Information forwarded to bug-gnu-emacs <at> gnu.org:
bug#16731; Package emacs. (Thu, 13 Feb 2014 17:40:02 GMT) Full text and rfc822 format available.

Message #49 received at 16731 <at> debbugs.gnu.org (full text, mbox):

From: Eli Zaretskii <eliz <at> gnu.org>
To: Stefan Monnier <monnier <at> iro.umontreal.ca>
Cc: andreas.roehler <at> easy-emacs.de, 16731 <at> debbugs.gnu.org
Subject: Re: bug#16731: 24.3.50;
 Latin small letter sharp s is not considered lower-case
Date: Thu, 13 Feb 2014 19:39:04 +0200
> From: Stefan Monnier <monnier <at> iro.umontreal.ca>
> Cc: andreas.roehler <at> easy-emacs.de,  16731 <at> debbugs.gnu.org
> Date: Thu, 13 Feb 2014 12:10:49 -0500
> 
> >  /* True if C is upper case.  */
> > -INLINE bool uppercasep (int c) { return downcase (c) != c; }
> > +INLINE bool uppercasep (int c)
> > +{
> > +  Lisp_Object val;
> > +
> > +  if (downcase (c) != c)
> > +    return true;
> > +
> > +  if (NILP (Vunicode_category_table))
> > +    return false;
> > +
> > +  val = CHAR_TABLE_REF (Vunicode_category_table, c);
> > +  return INTEGERP (val) && XINT (val) == UNICODE_CATEGORY_Lu;
> > +}
>  
> Doesn't sound too bad.  But it does beg the question: why check
> (downcase (c) != c) at all, then?

Because it's faster, and for most characters will do the job.




Information forwarded to bug-gnu-emacs <at> gnu.org:
bug#16731; Package emacs. (Thu, 13 Feb 2014 17:59:02 GMT) Full text and rfc822 format available.

Message #52 received at 16731 <at> debbugs.gnu.org (full text, mbox):

From: Andreas Röhler <andreas.roehler <at> easy-emacs.de>
To: Eli Zaretskii <eliz <at> gnu.org>, 
 Stefan Monnier <monnier <at> iro.umontreal.ca>
Cc: 16731 <at> debbugs.gnu.org
Subject: Re: bug#16731: 24.3.50; Latin small letter sharp s is not considered
 lower-case
Date: Thu, 13 Feb 2014 19:02:08 +0100
Am 13.02.2014 18:39, schrieb Eli Zaretskii:
>> From: Stefan Monnier <monnier <at> iro.umontreal.ca>
>> Cc: andreas.roehler <at> easy-emacs.de,  16731 <at> debbugs.gnu.org
>> Date: Thu, 13 Feb 2014 12:10:49 -0500
>>
>>>   /* True if C is upper case.  */
>>> -INLINE bool uppercasep (int c) { return downcase (c) != c; }
>>> +INLINE bool uppercasep (int c)
>>> +{
>>> +  Lisp_Object val;
>>> +
>>> +  if (downcase (c) != c)
>>> +    return true;
>>> +
>>> +  if (NILP (Vunicode_category_table))
>>> +    return false;
>>> +
>>> +  val = CHAR_TABLE_REF (Vunicode_category_table, c);
>>> +  return INTEGERP (val) && XINT (val) == UNICODE_CATEGORY_Lu;
>>> +}
>>
>> Doesn't sound too bad.  But it does beg the question: why check
>> (downcase (c) != c) at all, then?
>
> Because it's faster, and for most characters will do the job.
>

Maybe I'm missing the point: all change needed is not to store "ß" into the uppercase-table.
Why not store nil there instead?





Information forwarded to bug-gnu-emacs <at> gnu.org:
bug#16731; Package emacs. (Thu, 13 Feb 2014 17:59:03 GMT) Full text and rfc822 format available.

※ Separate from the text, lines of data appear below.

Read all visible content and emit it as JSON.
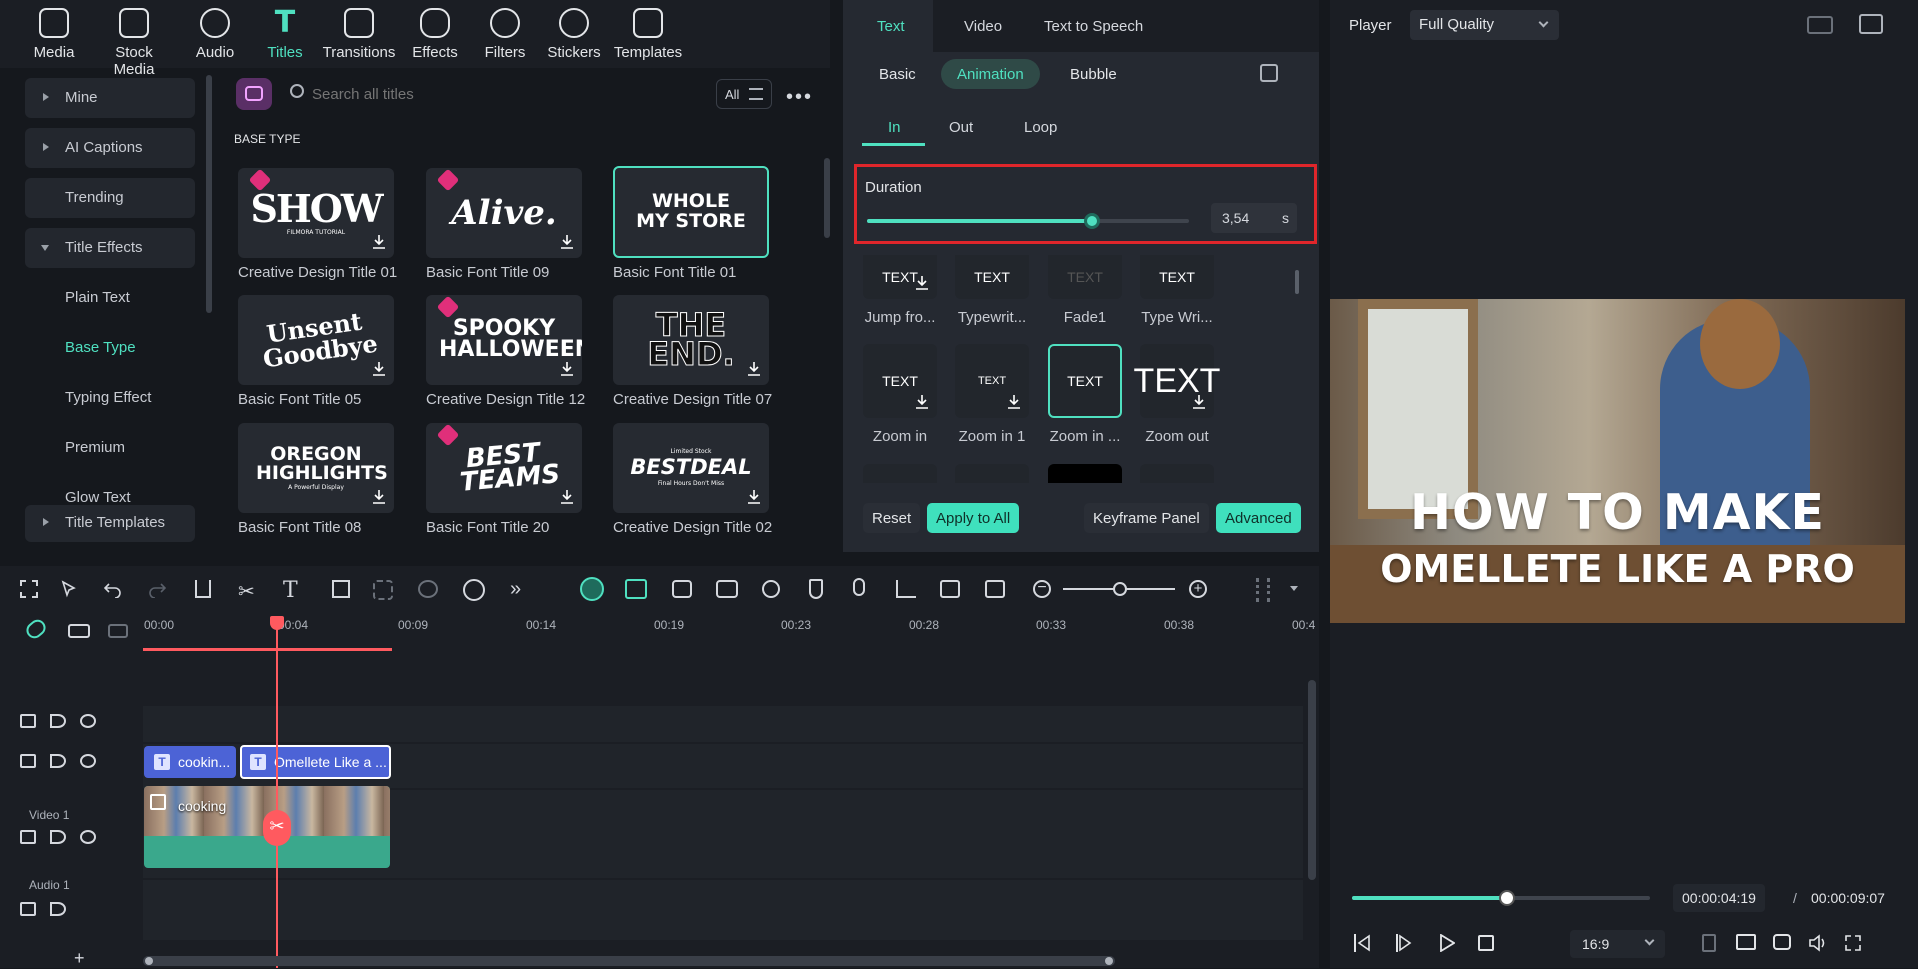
{
  "toolbar": {
    "items": [
      {
        "label": "Media",
        "icon": "media-icon"
      },
      {
        "label": "Stock Media",
        "icon": "stock-media-icon"
      },
      {
        "label": "Audio",
        "icon": "audio-icon"
      },
      {
        "label": "Titles",
        "icon": "titles-icon"
      },
      {
        "label": "Transitions",
        "icon": "transitions-icon"
      },
      {
        "label": "Effects",
        "icon": "effects-icon"
      },
      {
        "label": "Filters",
        "icon": "filters-icon"
      },
      {
        "label": "Stickers",
        "icon": "stickers-icon"
      },
      {
        "label": "Templates",
        "icon": "templates-icon"
      }
    ],
    "active": "Titles"
  },
  "sidebar": {
    "items": [
      "Mine",
      "AI Captions",
      "Trending",
      "Title Effects",
      "Plain Text",
      "Base Type",
      "Typing Effect",
      "Premium",
      "Glow Text",
      "Title Templates"
    ],
    "selected": "Base Type"
  },
  "search": {
    "placeholder": "Search all titles",
    "filter_label": "All"
  },
  "section_title": "BASE TYPE",
  "titles": [
    {
      "name": "Creative Design Title 01",
      "art": "SHOW",
      "sub": "FILMORA TUTORIAL",
      "premium": true
    },
    {
      "name": "Basic Font Title 09",
      "art": "Alive.",
      "premium": true
    },
    {
      "name": "Basic Font Title 01",
      "art": "WHOLE MY STORE",
      "premium": false
    },
    {
      "name": "Basic Font Title 05",
      "art": "Unsent Goodbye",
      "premium": false
    },
    {
      "name": "Creative Design Title 12",
      "art": "SPOOKY HALLOWEEN",
      "premium": true
    },
    {
      "name": "Creative Design Title 07",
      "art": "THE END.",
      "premium": false
    },
    {
      "name": "Basic Font Title 08",
      "art": "OREGON HIGHLIGHTS",
      "sub": "A Powerful Display",
      "premium": false
    },
    {
      "name": "Basic Font Title 20",
      "art": "BEST TEAMS",
      "premium": true
    },
    {
      "name": "Creative Design Title 02",
      "art": "BESTDEAL",
      "sub": "Limited Stock",
      "sub2": "Final Hours Don't Miss",
      "premium": false
    }
  ],
  "panel": {
    "tabs": [
      "Text",
      "Video",
      "Text to Speech"
    ],
    "subtabs": [
      "Basic",
      "Animation",
      "Bubble"
    ],
    "inout": [
      "In",
      "Out",
      "Loop"
    ],
    "duration_label": "Duration",
    "duration_value": "3,54",
    "duration_unit": "s",
    "duration_fraction": 0.7,
    "animations": [
      {
        "name": "Jump fro...",
        "art": "TEXT"
      },
      {
        "name": "Typewrit...",
        "art": "TEXT"
      },
      {
        "name": "Fade1",
        "art": "TEXT"
      },
      {
        "name": "Type Wri...",
        "art": "TEXT"
      },
      {
        "name": "Zoom in",
        "art": "TEXT"
      },
      {
        "name": "Zoom in 1",
        "art": "TEXT"
      },
      {
        "name": "Zoom in ...",
        "art": "TEXT"
      },
      {
        "name": "Zoom out",
        "art": "TEXT"
      }
    ],
    "buttons": {
      "reset": "Reset",
      "apply_all": "Apply to All",
      "keyframe": "Keyframe Panel",
      "advanced": "Advanced"
    }
  },
  "player": {
    "label": "Player",
    "quality": "Full Quality",
    "overlay_line1": "HOW TO MAKE",
    "overlay_line2": "OMELLETE LIKE A PRO",
    "current_time": "00:00:04:19",
    "separator": "/",
    "total_time": "00:00:09:07",
    "progress": 0.52,
    "ratio": "16:9"
  },
  "timeline": {
    "ticks": [
      "00:00",
      "00:04",
      "00:09",
      "00:14",
      "00:19",
      "00:23",
      "00:28",
      "00:33",
      "00:38",
      "00:4"
    ],
    "clips": {
      "title1": "cookin...",
      "title2": "Omellete Like a ...",
      "video": "cooking"
    },
    "tracks": {
      "video": "Video 1",
      "audio": "Audio 1"
    },
    "add": "+"
  },
  "colors": {
    "accent": "#4fe0c0",
    "highlight_box": "#e0262b",
    "playhead": "#ff5a5f",
    "title_clip": "#4c63d6",
    "video_clip": "#3aa88c"
  }
}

Message #55 received at 16731 <at> debbugs.gnu.org (full text, mbox):

From: Juanma Barranquero <lekktu <at> gmail.com>
To: Eli Zaretskii <eliz <at> gnu.org>
Cc: Stefan Monnier <monnier <at> iro.umontreal.ca>, 16731 <at> debbugs.gnu.org
Subject: Re: bug#16731: 24.3.50;
 Latin small letter sharp s is not considered lower-case
Date: Thu, 13 Feb 2014 18:58:04 +0100
On Thu, Feb 13, 2014 at 5:33 PM, Eli Zaretskii <eliz <at> gnu.org> wrote:

> If the approach below is accepted, a related question is how to treat
> letters whose category is Lt, i.e. "titlecase" -- do we consider such
> letters upper case or don't we?

No Unicode expert, but this suggest they are uppercase, sort of:

http://www.unicode.org/faq/casemap_charprop.html

"Q: What is titlecase? How is it different from uppercase?

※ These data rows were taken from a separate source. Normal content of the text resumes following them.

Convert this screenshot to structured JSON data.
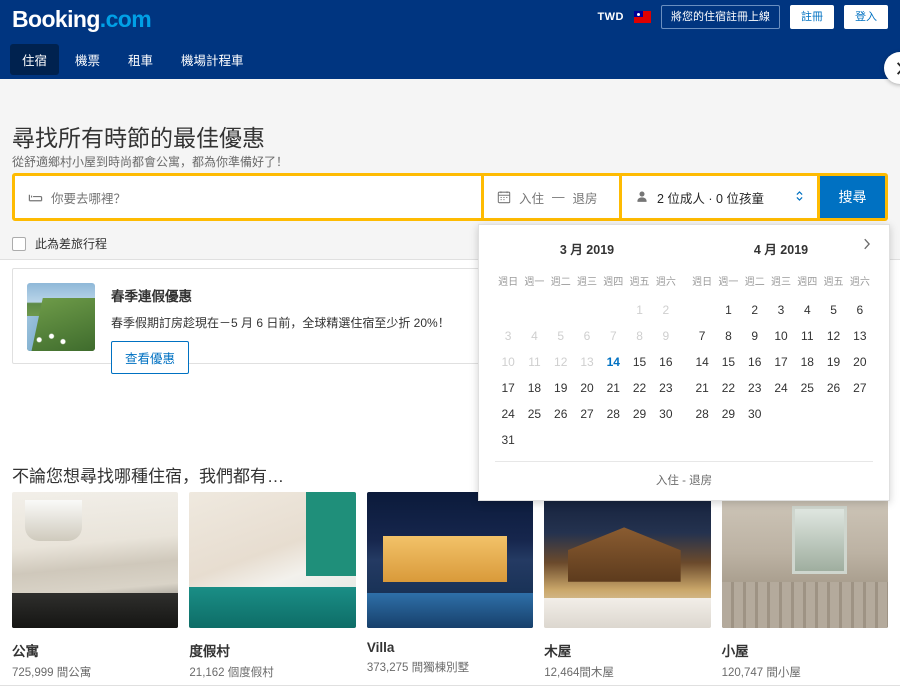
{
  "header": {
    "logo_main": "Booking",
    "logo_dot": ".com",
    "currency": "TWD",
    "flag_name": "taiwan-flag",
    "list_property_label": "將您的住宿註冊上線",
    "register_label": "註冊",
    "signin_label": "登入",
    "nav": [
      {
        "label": "住宿",
        "active": true
      },
      {
        "label": "機票",
        "active": false
      },
      {
        "label": "租車",
        "active": false
      },
      {
        "label": "機場計程車",
        "active": false
      }
    ]
  },
  "hero": {
    "title": "尋找所有時節的最佳優惠",
    "subtitle": "從舒適鄉村小屋到時尚都會公寓，都為你準備好了！",
    "search": {
      "destination_placeholder": "你要去哪裡？",
      "destination_value": "",
      "checkin_label": "入住",
      "dash": "—",
      "checkout_label": "退房",
      "guests_value": "2 位成人 · 0 位孩童",
      "search_button": "搜尋",
      "bed_icon": "bed-icon",
      "calendar_icon": "calendar-icon",
      "person_icon": "person-icon",
      "stepper_icon": "up-down-stepper-icon"
    },
    "business_trip_label": "此為差旅行程",
    "business_trip_checked": false
  },
  "calendar": {
    "next_icon": "chevron-right-icon",
    "weekdays": [
      "週日",
      "週一",
      "週二",
      "週三",
      "週四",
      "週五",
      "週六"
    ],
    "footer_label": "入住 - 退房",
    "months": [
      {
        "title": "3 月 2019",
        "lead_blanks": 5,
        "days": [
          {
            "n": 1,
            "state": "disabled"
          },
          {
            "n": 2,
            "state": "disabled"
          },
          {
            "n": 3,
            "state": "disabled"
          },
          {
            "n": 4,
            "state": "disabled"
          },
          {
            "n": 5,
            "state": "disabled"
          },
          {
            "n": 6,
            "state": "disabled"
          },
          {
            "n": 7,
            "state": "disabled"
          },
          {
            "n": 8,
            "state": "disabled"
          },
          {
            "n": 9,
            "state": "disabled"
          },
          {
            "n": 10,
            "state": "disabled"
          },
          {
            "n": 11,
            "state": "disabled"
          },
          {
            "n": 12,
            "state": "disabled"
          },
          {
            "n": 13,
            "state": "disabled"
          },
          {
            "n": 14,
            "state": "today"
          },
          {
            "n": 15,
            "state": "normal"
          },
          {
            "n": 16,
            "state": "normal"
          },
          {
            "n": 17,
            "state": "normal"
          },
          {
            "n": 18,
            "state": "normal"
          },
          {
            "n": 19,
            "state": "normal"
          },
          {
            "n": 20,
            "state": "normal"
          },
          {
            "n": 21,
            "state": "normal"
          },
          {
            "n": 22,
            "state": "normal"
          },
          {
            "n": 23,
            "state": "normal"
          },
          {
            "n": 24,
            "state": "normal"
          },
          {
            "n": 25,
            "state": "normal"
          },
          {
            "n": 26,
            "state": "normal"
          },
          {
            "n": 27,
            "state": "normal"
          },
          {
            "n": 28,
            "state": "normal"
          },
          {
            "n": 29,
            "state": "normal"
          },
          {
            "n": 30,
            "state": "normal"
          },
          {
            "n": 31,
            "state": "normal"
          }
        ]
      },
      {
        "title": "4 月 2019",
        "lead_blanks": 1,
        "days": [
          {
            "n": 1,
            "state": "normal"
          },
          {
            "n": 2,
            "state": "normal"
          },
          {
            "n": 3,
            "state": "normal"
          },
          {
            "n": 4,
            "state": "normal"
          },
          {
            "n": 5,
            "state": "normal"
          },
          {
            "n": 6,
            "state": "normal"
          },
          {
            "n": 7,
            "state": "normal"
          },
          {
            "n": 8,
            "state": "normal"
          },
          {
            "n": 9,
            "state": "normal"
          },
          {
            "n": 10,
            "state": "normal"
          },
          {
            "n": 11,
            "state": "normal"
          },
          {
            "n": 12,
            "state": "normal"
          },
          {
            "n": 13,
            "state": "normal"
          },
          {
            "n": 14,
            "state": "normal"
          },
          {
            "n": 15,
            "state": "normal"
          },
          {
            "n": 16,
            "state": "normal"
          },
          {
            "n": 17,
            "state": "normal"
          },
          {
            "n": 18,
            "state": "normal"
          },
          {
            "n": 19,
            "state": "normal"
          },
          {
            "n": 20,
            "state": "normal"
          },
          {
            "n": 21,
            "state": "normal"
          },
          {
            "n": 22,
            "state": "normal"
          },
          {
            "n": 23,
            "state": "normal"
          },
          {
            "n": 24,
            "state": "normal"
          },
          {
            "n": 25,
            "state": "normal"
          },
          {
            "n": 26,
            "state": "normal"
          },
          {
            "n": 27,
            "state": "normal"
          },
          {
            "n": 28,
            "state": "normal"
          },
          {
            "n": 29,
            "state": "normal"
          },
          {
            "n": 30,
            "state": "normal"
          }
        ]
      }
    ]
  },
  "promo": {
    "image_name": "coastal-cliff-photo",
    "title": "春季連假優惠",
    "description": "春季假期訂房趁現在－5 月 6 日前，全球精選住宿至少折 20%！",
    "button_label": "查看優惠"
  },
  "property_types": {
    "heading": "不論您想尋找哪種住宿，我們都有…",
    "next_icon": "chevron-right-icon",
    "cards": [
      {
        "name": "公寓",
        "count": "725,999 間公寓",
        "img_class": "img-apartment",
        "img_name": "apartment-kitchen-photo"
      },
      {
        "name": "度假村",
        "count": "21,162 個度假村",
        "img_class": "img-resort",
        "img_name": "resort-bedroom-photo"
      },
      {
        "name": "Villa",
        "count": "373,275 間獨棟別墅",
        "img_class": "img-villa",
        "img_name": "villa-pool-night-photo"
      },
      {
        "name": "木屋",
        "count": "12,464間木屋",
        "img_class": "img-cabin",
        "img_name": "wooden-cabin-snow-photo"
      },
      {
        "name": "小屋",
        "count": "120,747 間小屋",
        "img_class": "img-cottage",
        "img_name": "stone-cottage-photo"
      }
    ]
  },
  "colors": {
    "brand_blue": "#003580",
    "accent_yellow": "#febb02",
    "action_blue": "#0071c2",
    "today_blue": "#0071c2"
  }
}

A: Titlecase takes its name from the case format used when forming a
title, in which the initial letter in a word is capitalized and the
rest are not. Titlecase is also used in forming a sentence by
capitalizing the first word, and for forming proper names. The
titlecase mapping in the Unicode Standard is the mapping applied to
the initial character in a word.

The titlecase mapping in Unicode differs from the uppercase mapping in
that a number of characters require special handling. These are
chiefly ligatures and digraphs such as 'fl', 'dz', and 'lj', plus a
number of polytonic Greek characters. For example, U+01C7 (LJ) maps to
U+01C8 (Lj) rather than to U+01C9 (lj)."




Information forwarded to bug-gnu-emacs <at> gnu.org:
bug#16731; Package emacs. (Thu, 13 Feb 2014 18:11:02 GMT) Full text and rfc822 format available.

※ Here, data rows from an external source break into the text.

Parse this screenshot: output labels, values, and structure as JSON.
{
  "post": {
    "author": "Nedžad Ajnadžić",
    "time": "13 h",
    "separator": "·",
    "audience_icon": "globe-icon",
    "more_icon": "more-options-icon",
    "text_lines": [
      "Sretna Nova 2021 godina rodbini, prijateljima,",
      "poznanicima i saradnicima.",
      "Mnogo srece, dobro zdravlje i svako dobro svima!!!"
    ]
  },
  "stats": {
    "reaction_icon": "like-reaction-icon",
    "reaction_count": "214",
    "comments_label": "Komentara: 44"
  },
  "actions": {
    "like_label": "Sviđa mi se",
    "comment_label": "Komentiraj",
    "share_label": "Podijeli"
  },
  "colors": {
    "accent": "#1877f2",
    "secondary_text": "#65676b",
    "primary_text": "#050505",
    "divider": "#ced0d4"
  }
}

Message #58 received at 16731 <at> debbugs.gnu.org (full text, mbox):

From: Stefan Monnier <monnier <at> iro.umontreal.ca>
To: Eli Zaretskii <eliz <at> gnu.org>
Cc: andreas.roehler <at> easy-emacs.de, 16731 <at> debbugs.gnu.org
Subject: Re: bug#16731: 24.3.50;
 Latin small letter sharp s is not considered lower-case
Date: Thu, 13 Feb 2014 13:10:02 -0500
>> Doesn't sound too bad.  But it does beg the question: why check
>> (downcase (c) != c) at all, then?
> Because it's faster,

Is it?  Both lookups look like CHAR_TABLE_REF to me.

> and for most characters will do the job.

But we'll check the unicode table at least for more than half the
characters (i.e. for all the lowercase and non-case characters), so the
fast path can't give us more than a factor of 2 speed up anyway, and the
slow path is made slower by unnecessarily looking up the case table.

I guess what I mean is that without actual measurements it's not obvious
at all that speed is a good justification.


        Stefan




Information forwarded to bug-gnu-emacs <at> gnu.org:
bug#16731; Package emacs. (Thu, 13 Feb 2014 18:18:01 GMT) Full text and rfc822 format available.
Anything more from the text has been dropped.